Read the Times article especially, as it lays out in great detail many of the pet projects that got cut. I especially like the elimination of the project to fix the sewers in Tijuana, Mexico.
The Wisconsin protests, both for and against, as seen by a self-described “independent,” with video. Key quote:
That experience has led to these two independent voters, who have been fiscally conservative but socially divided on many issues, to a new understanding of how politics, unions, and the media work. I’m glad I didn’t rely on the descriptions and information from others about this issue. I saw the reality for myself, and we have both decided to stay actively involved. We will not trust or rely on any media to deliver primary information or facts. It really is true: there is biased reporting and organized, liberal oppression and hostility for all other viewpoints. I’m just little nobody wife, mom, and teacher in small town Wisconsin, and I experienced it.

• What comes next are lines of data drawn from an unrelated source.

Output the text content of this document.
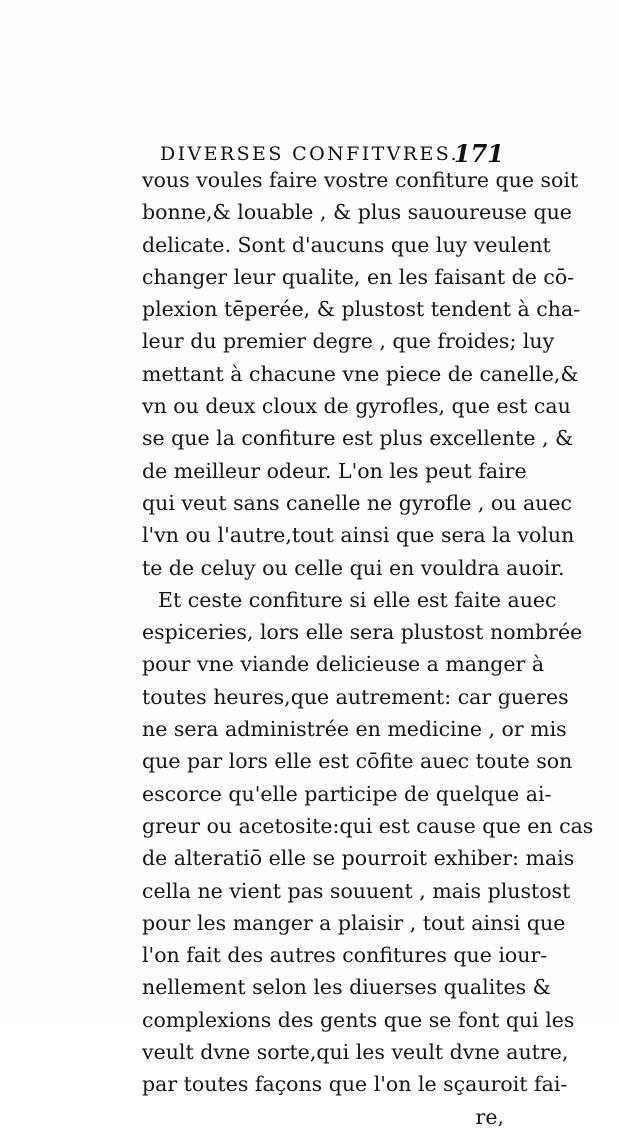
DIVERSES CONFITVRES.
171
vous voules faire vostre confiture que soit
bonne,& louable , & plus sauoureuse que
delicate. Sont d'aucuns que luy veulent
changer leur qualite, en les faisant de cō-
plexion tēperée, & plustost tendent à cha-
leur du premier degre , que froides; luy
mettant à chacune vne piece de canelle,&
vn ou deux cloux de gyrofles, que est cau
se que la confiture est plus excellente , &
de meilleur odeur. L'on les peut faire
qui veut sans canelle ne gyrofle , ou auec
l'vn ou l'autre,tout ainsi que sera la volun
te de celuy ou celle qui en vouldra auoir.
Et ceste confiture si elle est faite auec
espiceries, lors elle sera plustost nombrée
pour vne viande delicieuse a manger à
toutes heures,que autrement: car gueres
ne sera administrée en medicine , or mis
que par lors elle est cōfite auec toute son
escorce qu'elle participe de quelque ai-
greur ou acetosite:qui est cause que en cas
de alteratiō elle se pourroit exhiber: mais
cella ne vient pas souuent , mais plustost
pour les manger a plaisir , tout ainsi que
l'on fait des autres confitures que iour-
nellement selon les diuerses qualites &
complexions des gents que se font qui les
veult dvne sorte,qui les veult dvne autre,
par toutes façons que l'on le sçauroit fai-
re,
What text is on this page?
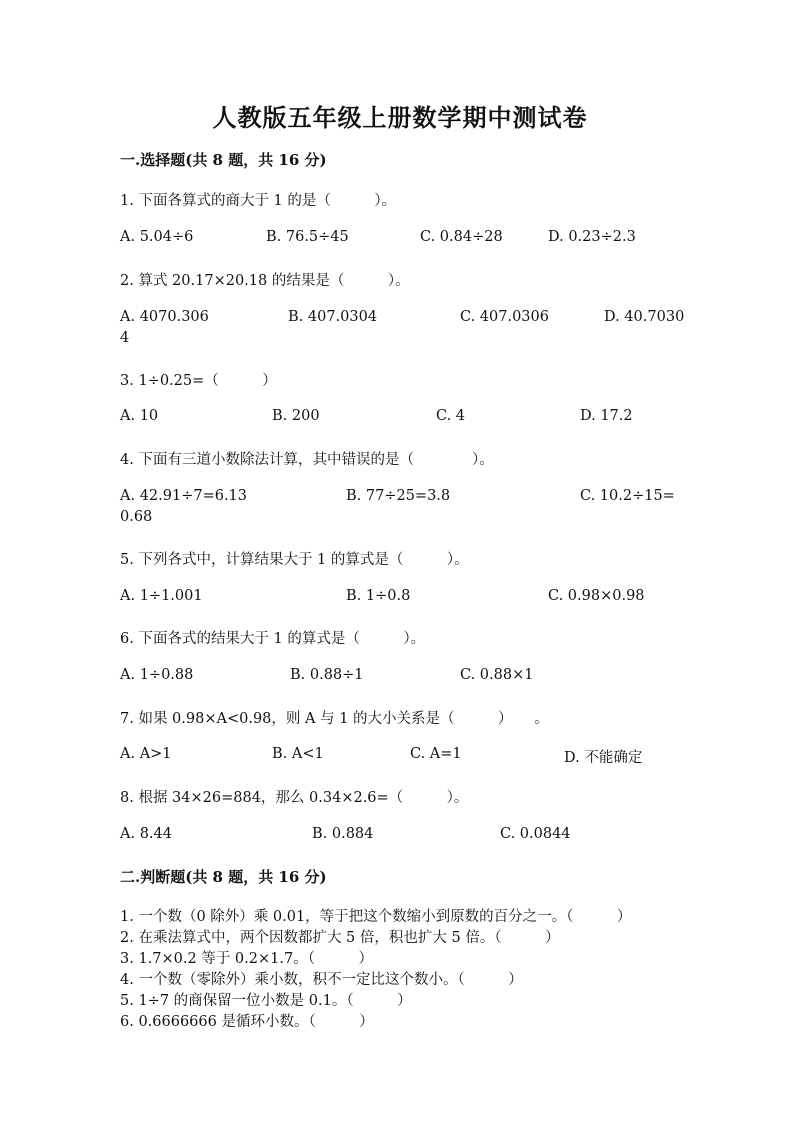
人教版五年级上册数学期中测试卷
一.选择题(共 8 题，共 16 分)
1. 下面各算式的商大于 1 的是（　　　）。
A. 5.04÷6	B. 76.5÷45	C. 0.84÷28	D. 0.23÷2.3
2. 算式 20.17×20.18 的结果是（　　　）。
A. 4070.306	B. 407.0304	C. 407.0306	D. 40.7030
4
3. 1÷0.25=（　　　）
A. 10	B. 200	C. 4	D. 17.2
4. 下面有三道小数除法计算，其中错误的是（　　　　）。
A. 42.91÷7=6.13	B. 77÷25=3.8	C. 10.2÷15=
0.68
5. 下列各式中，计算结果大于 1 的算式是（　　　）。
A. 1÷1.001	B. 1÷0.8	C. 0.98×0.98
6. 下面各式的结果大于 1 的算式是（　　　）。
A. 1÷0.88	B. 0.88÷1	C. 0.88×1
7. 如果 0.98×A<0.98，则 A 与 1 的大小关系是（　　　）　　。
A. A>1	B. A<1	C. A=1	D. 不能确定
8. 根据 34×26=884，那么 0.34×2.6=（　　　）。
A. 8.44	B. 0.884	C. 0.0844
二.判断题(共 8 题，共 16 分)
1. 一个数（0 除外）乘 0.01，等于把这个数缩小到原数的百分之一。（　　　）
2. 在乘法算式中，两个因数都扩大 5 倍，积也扩大 5 倍。（　　　）
3. 1.7×0.2 等于 0.2×1.7。（　　　）
4. 一个数（零除外）乘小数，积不一定比这个数小。（　　　）
5. 1÷7 的商保留一位小数是 0.1。（　　　）
6. 0.6666666 是循环小数。（　　　）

The video clip shows the Tea Party rally begin its demonstration with the Pledge of Allegience, even as teacher union protesters blow whistles to try to drown it out. Is this how they perform the pledge in school?
More civility from the left: Watch this video of Twitter death threats against Wisconsin governor Scott Walker.
The civil tone of the left: A wheelchair-bound, wounded veteran was jeered, heckled, and laughed at by Columbia University students. Key quote:
“Racist!” some students yelled at Anthony Maschek, a Columbia freshman and former Army staff sergeant awarded the Purple Heart after being shot 11 times in a firefight in northern Iraq in February 2008. Others hissed and booed the veteran.
Maschek, 28, had bravely stepped up to the mike Tuesday at the meeting to issue an impassioned challenge to fellow students on their perceptions of the military. “It doesn’t matter how you feel about the war. It doesn’t matter how you feel about fighting,” said Maschek. “There are bad men out there plotting to kill you.”